About the role
Kentik, the leading Network Analytics platform, is looking for an experienced Site Reliability Engineer to join its SRE team. The SRE team is responsible for architecting, building, monitoring and maintaining the infrastructure and services that the Kentik platform runs on top of.
We operate a well-organized, well-instrumented platform, with an emphasis on results rather than process. We’re expanding fast and offer enormous opportunities for employee growth.
We’re looking for a seasoned, self-driven SRE with an eye for detail, ability to collaborate in a global company, ready to take Kentik to the next level by utilizing their experience and knowledge.
Due to our oncall schedule (follow-the-sun), working hours in North American time zones is a requirement for this position.
What to expect
- A truly remote, global team and company across many countries and many time zones.
- A real-time, scalable, microservices-based infrastructure, running on free software across multiple locations and all major cloud vendors.
- Deep-diving into diverse topics, from NetFlow and IP routing, to database replication strategies or HTTP optimization.
- Contribute code, code reviews and tools or patches to all kinds of existing code.
- Take part in incident handling, compiling postmortems, RCAs, providing input at all stages.
- Provide valuable feedback on team goals, projects, and processes. We believe in continuously improving our team.
- Write design documents or collaborate on colleagues’ docs to introduce new features or changes into our infrastructure.
You may be a good fit if you have
- 4+ years of relevant SRE experience. Ideally, you've worked in a microservices environment in the past and feel comfortable working with complex architectures.
- Communication: Kentik is a remote-first company, so we're looking for a team player who is able to collaborate in an asynchronous environment via tools such as Email, Google Docs, Slack, Zoom, and Git.
- HTTP experience: You know what TLS, nginx, HAProxy, or HTTP headers are.
- Networking experience: Terms such as routes and iptables sound familiar.
- An urge to document code, processes, and infrastructure in runbooks and wikis.
- Infrastructure as code sounds like a good idea.
- A preference to automate your way out of tedious and repetitive tasks - toil is bad.
- Some familiarity with coding in Python, Ruby, or Go, while using Git to record your changes.
- Experience with cloud architectures and technologies.

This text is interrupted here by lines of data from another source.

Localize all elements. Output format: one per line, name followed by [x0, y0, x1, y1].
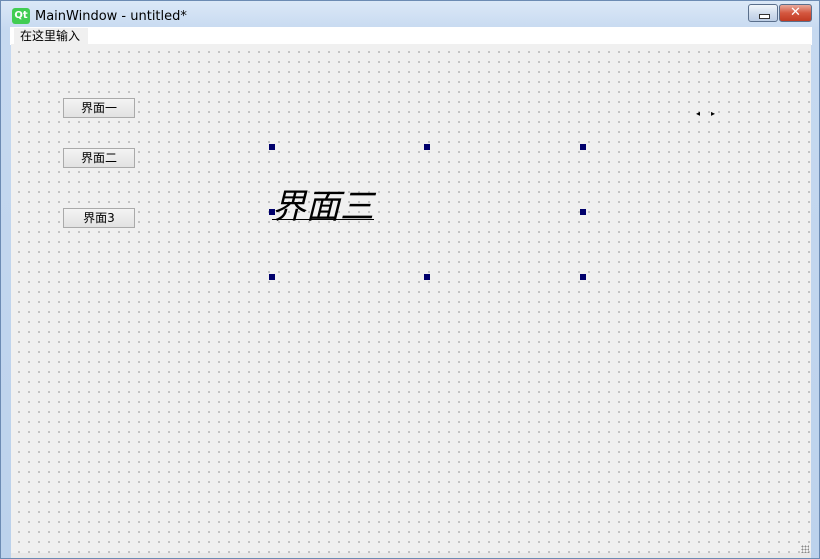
menu-type-here[interactable]: 在这里输入 [14, 28, 89, 44]
selection-handle-left[interactable] [269, 209, 275, 215]
form-canvas[interactable] [11, 44, 811, 554]
arrow-left-icon: ◂ [696, 109, 701, 118]
button-interface-2[interactable]: 界面二 [63, 148, 135, 168]
selection-handle-top-right[interactable] [580, 144, 586, 150]
minimize-icon [759, 14, 770, 19]
arrow-right-icon: ▸ [711, 109, 716, 118]
selected-label[interactable]: 界面三 [272, 187, 374, 227]
horizontal-spacer[interactable]: ◂ ▸ [696, 110, 718, 118]
selection-handle-bottom[interactable] [424, 274, 430, 280]
selection-handle-bottom-left[interactable] [269, 274, 275, 280]
button-interface-1[interactable]: 界面一 [63, 98, 135, 118]
title-bar[interactable]: Qt MainWindow - untitled* ✕ [1, 1, 819, 27]
window-title: MainWindow - untitled* [35, 9, 187, 24]
minimize-button[interactable] [748, 4, 778, 22]
selection-handle-bottom-right[interactable] [580, 274, 586, 280]
resize-grip-icon[interactable] [801, 545, 809, 553]
selection-handle-top-left[interactable] [269, 144, 275, 150]
selection-handle-right[interactable] [580, 209, 586, 215]
menu-bar: 在这里输入 [10, 27, 812, 45]
qt-logo-icon: Qt [12, 8, 30, 24]
status-area [11, 553, 811, 558]
close-icon: ✕ [790, 5, 801, 20]
selection-handle-top[interactable] [424, 144, 430, 150]
button-interface-3[interactable]: 界面3 [63, 208, 135, 228]
close-button[interactable]: ✕ [779, 4, 812, 22]
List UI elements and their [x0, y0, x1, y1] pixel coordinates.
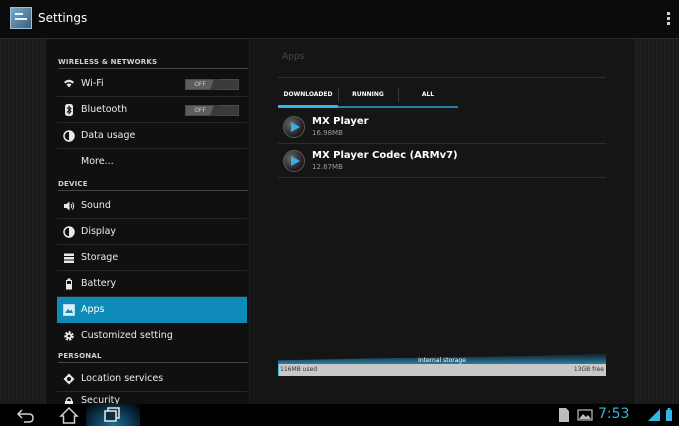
sidebar-item-label: Security [81, 395, 121, 404]
display-icon [63, 226, 75, 238]
storage-label: Internal storage [418, 357, 466, 364]
sidebar-item-label: Location services [81, 373, 164, 384]
divider [278, 77, 606, 78]
system-bar: 7:53 [0, 404, 679, 426]
divider [58, 190, 248, 191]
sidebar-item-customized-setting[interactable]: Customized setting [57, 323, 247, 349]
sidebar-item-apps[interactable]: Apps [57, 297, 247, 323]
wifi-icon [64, 79, 74, 88]
sidebar-item-security[interactable]: Security [57, 392, 247, 404]
sidebar-item-label: Storage [81, 252, 119, 263]
sidebar-item-sound[interactable]: Sound [57, 193, 247, 219]
battery-icon [66, 278, 72, 290]
signal-icon [648, 409, 660, 421]
lock-icon [65, 397, 73, 404]
tab-running[interactable]: RUNNING [338, 82, 398, 108]
bluetooth-toggle[interactable]: OFF [185, 105, 239, 116]
apps-icon [63, 304, 75, 316]
list-item[interactable]: MX Player Codec (ARMv7) 12.67MB [278, 144, 606, 178]
sidebar-item-label: Customized setting [81, 330, 173, 341]
sidebar-item-label: More... [81, 156, 114, 167]
sidebar-item-location-services[interactable]: Location services [57, 366, 247, 392]
location-icon [63, 373, 75, 385]
bluetooth-icon [65, 104, 73, 116]
internal-storage-bar: Internal storage 116MB used 13GB free [278, 352, 606, 376]
sidebar-item-more[interactable]: More... [57, 149, 247, 175]
app-name: MX Player [312, 116, 369, 127]
picture-icon [577, 409, 593, 421]
gear-icon [64, 331, 74, 341]
storage-used-text: 116MB used [280, 366, 318, 373]
sidebar-item-data-usage[interactable]: Data usage [57, 123, 247, 149]
section-header-device: DEVICE [58, 180, 88, 188]
storage-icon [64, 253, 74, 263]
section-header-wireless: WIRELESS & NETWORKS [58, 58, 158, 66]
settings-app-icon[interactable] [10, 7, 32, 29]
active-tab-indicator [278, 105, 338, 108]
sidebar-item-label: Display [81, 226, 117, 237]
sidebar-item-label: Apps [81, 304, 105, 315]
mx-player-icon [283, 116, 305, 138]
wifi-toggle[interactable]: OFF [185, 79, 239, 90]
sidebar-item-wifi[interactable]: Wi-Fi OFF [57, 71, 247, 97]
storage-free-text: 13GB free [573, 366, 604, 373]
sound-icon [64, 201, 75, 211]
battery-status-icon [666, 408, 672, 421]
sidebar-item-storage[interactable]: Storage [57, 245, 247, 271]
sidebar-item-display[interactable]: Display [57, 219, 247, 245]
section-header-personal: PERSONAL [58, 352, 102, 360]
sidebar-item-label: Wi-Fi [81, 78, 104, 89]
app-size: 12.67MB [312, 163, 343, 171]
divider [58, 362, 248, 363]
back-icon[interactable] [16, 406, 36, 424]
sidebar-item-bluetooth[interactable]: Bluetooth OFF [57, 97, 247, 123]
divider [58, 68, 248, 69]
list-item[interactable]: MX Player 16.98MB [278, 110, 606, 144]
file-icon [559, 408, 569, 422]
sidebar-item-label: Bluetooth [81, 104, 128, 115]
recent-apps-icon[interactable] [103, 406, 123, 424]
storage-bar [278, 364, 606, 376]
sidebar-item-battery[interactable]: Battery [57, 271, 247, 297]
app-size: 16.98MB [312, 129, 343, 137]
apps-title: Apps [282, 52, 305, 62]
storage-used-fill [278, 364, 279, 376]
app-name: MX Player Codec (ARMv7) [312, 150, 458, 161]
sidebar-item-label: Sound [81, 200, 111, 211]
sidebar-item-label: Battery [81, 278, 117, 289]
action-bar: Settings [0, 0, 679, 39]
data-usage-icon [63, 130, 75, 142]
clock[interactable]: 7:53 [598, 406, 629, 422]
tab-all[interactable]: ALL [398, 82, 458, 108]
page-title: Settings [38, 11, 88, 25]
sidebar-item-label: Data usage [81, 130, 136, 141]
home-icon[interactable] [58, 406, 80, 424]
overflow-menu-icon[interactable] [667, 12, 671, 26]
mx-player-codec-icon [283, 150, 305, 172]
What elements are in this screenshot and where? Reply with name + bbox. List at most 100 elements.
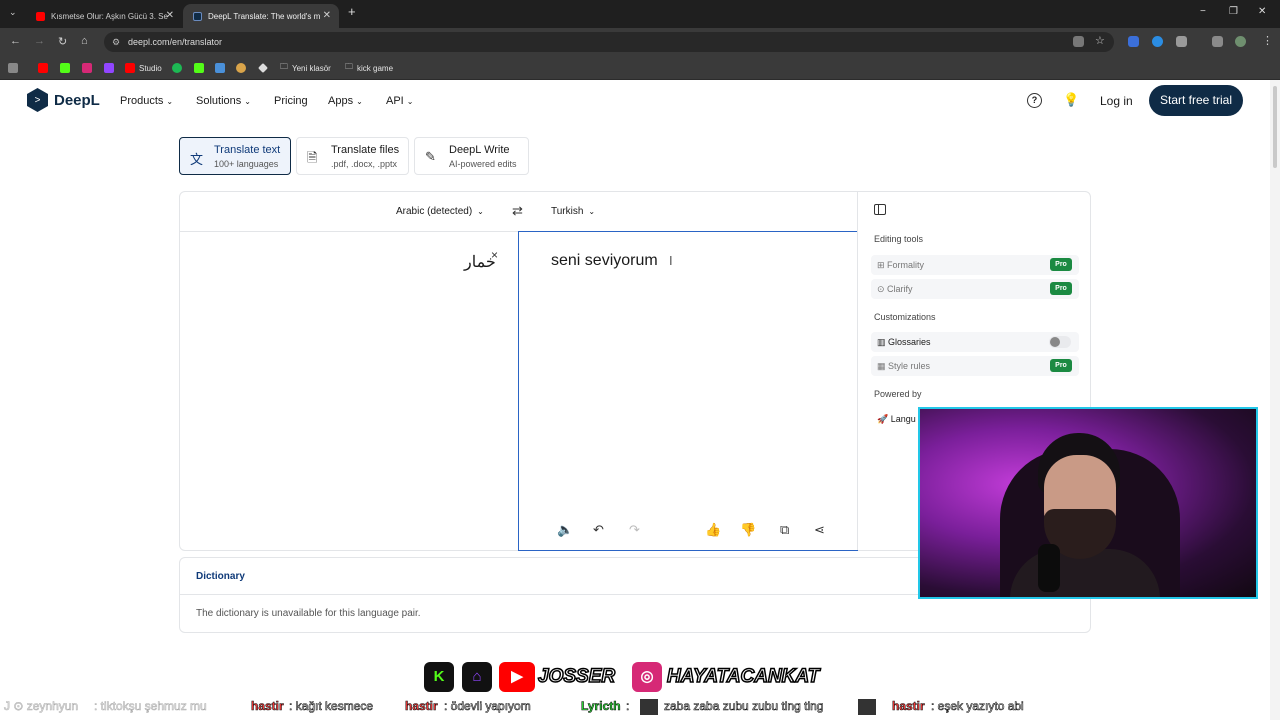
browser-menu-icon[interactable]: ⋮ <box>1262 34 1273 47</box>
login-link[interactable]: Log in <box>1100 94 1133 108</box>
dictionary-message: The dictionary is unavailable for this l… <box>196 608 421 619</box>
tab-search-icon[interactable]: ⌄ <box>9 7 17 18</box>
nav-label: Solutions <box>196 95 242 107</box>
bookmark-twitch-icon[interactable] <box>104 62 118 74</box>
clarify-icon: ⊙ <box>877 284 888 294</box>
close-tab-icon[interactable]: ✕ <box>323 10 331 21</box>
deepl-logo[interactable]: > DeepL <box>27 88 100 112</box>
maximize-button[interactable]: ❐ <box>1229 6 1238 17</box>
ticker-message: : ödevli yapıyom <box>444 699 531 714</box>
translate-icon: 文 <box>190 152 204 167</box>
bookmark-label: Yeni klasör <box>292 63 331 73</box>
sidebar-toggle-icon[interactable] <box>874 204 886 215</box>
ticker-message: : <box>626 699 630 714</box>
youtube-studio-icon <box>125 63 135 73</box>
ticker-user: J ⊙ zeynhyun <box>4 699 79 714</box>
translate-text-tab[interactable]: 文 Translate text 100+ languages <box>179 137 291 175</box>
bookmark-site-icon[interactable] <box>258 62 272 74</box>
close-tab-icon[interactable]: ✕ <box>166 10 174 21</box>
bookmark-kick-icon[interactable] <box>60 62 74 74</box>
bookmark-folder-kick-game[interactable]: 🗀 kick game <box>345 62 393 74</box>
copy-icon[interactable]: ⧉ <box>780 522 789 538</box>
url-field[interactable]: ⚙ deepl.com/en/translator <box>104 32 1114 52</box>
mode-subtitle: 100+ languages <box>214 159 279 169</box>
extension-icon[interactable] <box>1128 36 1139 47</box>
formality-option[interactable]: ⊞ Formality Pro <box>871 255 1079 275</box>
forward-icon[interactable]: → <box>34 35 45 47</box>
close-window-button[interactable]: ✕ <box>1258 6 1266 17</box>
nav-products[interactable]: Products ⌄ <box>120 95 173 107</box>
bookmark-site-icon[interactable] <box>236 62 250 74</box>
bookmark-site-icon[interactable] <box>215 62 229 74</box>
home-icon[interactable]: ⌂ <box>81 35 88 47</box>
channel-name: JOSSER <box>537 665 616 688</box>
powered-by-heading: Powered by <box>874 389 922 399</box>
swap-languages-icon[interactable]: ⇄ <box>512 203 523 219</box>
text-cursor-icon: I <box>669 253 673 268</box>
option-label: Langu <box>890 414 916 424</box>
glossaries-toggle[interactable] <box>1049 336 1071 348</box>
deepl-write-tab[interactable]: ✎ DeepL Write AI-powered edits <box>414 137 529 175</box>
tab-deepl[interactable]: DeepL Translate: The world's m ✕ <box>183 4 339 28</box>
nav-apps[interactable]: Apps ⌄ <box>328 95 363 107</box>
ticker-message: : eşek yazıyto abi <box>931 699 1024 714</box>
file-icon: 🗎 <box>307 150 318 165</box>
youtube-logo-icon: ▶ <box>499 662 535 692</box>
clear-text-icon[interactable]: × <box>491 248 498 262</box>
thumbs-down-icon[interactable]: 👎 <box>740 522 756 538</box>
translate-page-icon[interactable] <box>1073 36 1084 47</box>
help-icon[interactable]: ? <box>1027 93 1042 108</box>
bookmark-studio[interactable]: Studio <box>125 62 162 74</box>
nav-api[interactable]: API ⌄ <box>386 95 413 107</box>
editing-tools-heading: Editing tools <box>874 234 924 244</box>
nav-pricing[interactable]: Pricing <box>274 95 308 107</box>
redo-icon[interactable]: ↷ <box>629 522 640 538</box>
translation-output[interactable]: seni seviyorum <box>551 252 658 270</box>
reload-icon[interactable]: ↻ <box>58 35 67 48</box>
target-language-select[interactable]: Turkish ⌄ <box>551 206 595 217</box>
nav-solutions[interactable]: Solutions ⌄ <box>196 95 251 107</box>
clarify-option[interactable]: ⊙ Clarify Pro <box>871 279 1079 299</box>
translate-files-tab[interactable]: 🗎 Translate files .pdf, .docx, .pptx <box>296 137 409 175</box>
new-tab-button[interactable]: + <box>348 4 356 19</box>
target-language-label: Turkish <box>551 206 584 217</box>
chevron-down-icon: ⌄ <box>477 207 484 216</box>
target-text-area[interactable]: seni seviyorum I 🔈 ↶ ↷ 👍 👎 ⧉ ⋖ <box>518 231 858 551</box>
lightbulb-icon[interactable]: 💡 <box>1063 92 1079 108</box>
bookmark-star-icon[interactable]: ☆ <box>1095 34 1105 47</box>
thumbs-up-icon[interactable]: 👍 <box>705 522 721 538</box>
site-info-icon[interactable]: ⚙ <box>112 37 120 48</box>
source-language-select[interactable]: Arabic (detected) ⌄ <box>396 206 484 217</box>
mode-title: Translate text <box>214 144 281 156</box>
youtube-favicon-icon <box>36 11 45 21</box>
start-free-trial-button[interactable]: Start free trial <box>1149 85 1243 116</box>
pro-badge: Pro <box>1050 282 1072 295</box>
formality-icon: ⊞ <box>877 260 888 270</box>
page-scrollbar[interactable] <box>1270 80 1280 720</box>
bookmark-spotify-icon[interactable] <box>172 62 186 74</box>
bookmark-kick-icon[interactable] <box>194 62 208 74</box>
glossaries-option[interactable]: ▥ Glossaries <box>871 332 1079 352</box>
reading-list-icon[interactable] <box>1212 36 1223 47</box>
customizations-heading: Customizations <box>874 312 936 322</box>
apps-grid-icon[interactable] <box>8 62 22 74</box>
tab-kismetse[interactable]: Kısmetse Olur: Aşkın Gücü 3. Se ✕ <box>26 4 182 28</box>
style-rules-option[interactable]: ▦ Style rules Pro <box>871 356 1079 376</box>
bookmark-folder-yeni[interactable]: 🗀 Yeni klasör <box>280 62 331 74</box>
undo-icon[interactable]: ↶ <box>593 522 604 538</box>
extensions-puzzle-icon[interactable] <box>1176 36 1187 47</box>
emote-image <box>858 699 876 715</box>
share-icon[interactable]: ⋖ <box>814 522 825 538</box>
tab-title: DeepL Translate: The world's m <box>208 11 321 21</box>
bookmark-youtube-icon[interactable] <box>38 62 52 74</box>
extension-icon[interactable] <box>1152 36 1163 47</box>
profile-avatar-icon[interactable] <box>1235 36 1246 47</box>
bookmark-instagram-icon[interactable] <box>82 62 96 74</box>
scrollbar-thumb[interactable] <box>1273 86 1277 168</box>
ticker-message: : kağıt kesmece <box>289 699 374 714</box>
logo-text: DeepL <box>54 91 100 109</box>
minimize-button[interactable]: − <box>1200 6 1206 17</box>
back-icon[interactable]: ← <box>10 35 21 47</box>
speaker-icon[interactable]: 🔈 <box>557 522 573 538</box>
bookmark-label: Studio <box>139 63 162 73</box>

The list is not exhaustive or in any way a checklist; we'll be happy to hear about any other skills or experience you may have!
Our tech stack
- Our core data engine and platform are primarily written in Go
- We use Node.js + Express for application serving, and React as our primary UI framework
- We also use some JS and Python for tooling/scripting
- In addition to our own database, we use Postgres, Kafka, Mysql, and Redis
- Internal and public APIs expose both rest/json and gRPC endpoints
- Haproxy, Envoy for API traffic routing and balancing
- Github for source control, PRs, issues
- Jenkins for automated builds
Healthcare and Leave*
- Medical, Dental, and Vision that is 100% covered for employees & dependents
- Health Reimbursement Account
- Maternity/Paternity leave, medical leave to care for yourself or a loved one
- Stock Options
- Flexible time off
- Vanguard 401(k)
* Benefits are as listed for US employees. Local health insurance coverage and similar benefits are provided for employees outside of the US.
Perks and Reimbursement Programs
- $100 per month for wellness expenses and activities
- Internet / Phone Reimbursement
Come work with us
We promise it will be worth it! You will be working at a fast-growing, well-funded startup, alongside world-class engineers and thought leaders as we build the future of network observability and digital operations. With a competitive salary and first-rate benefits on top of meaningful, challenging projects, we’re sure you will enjoy joining our team!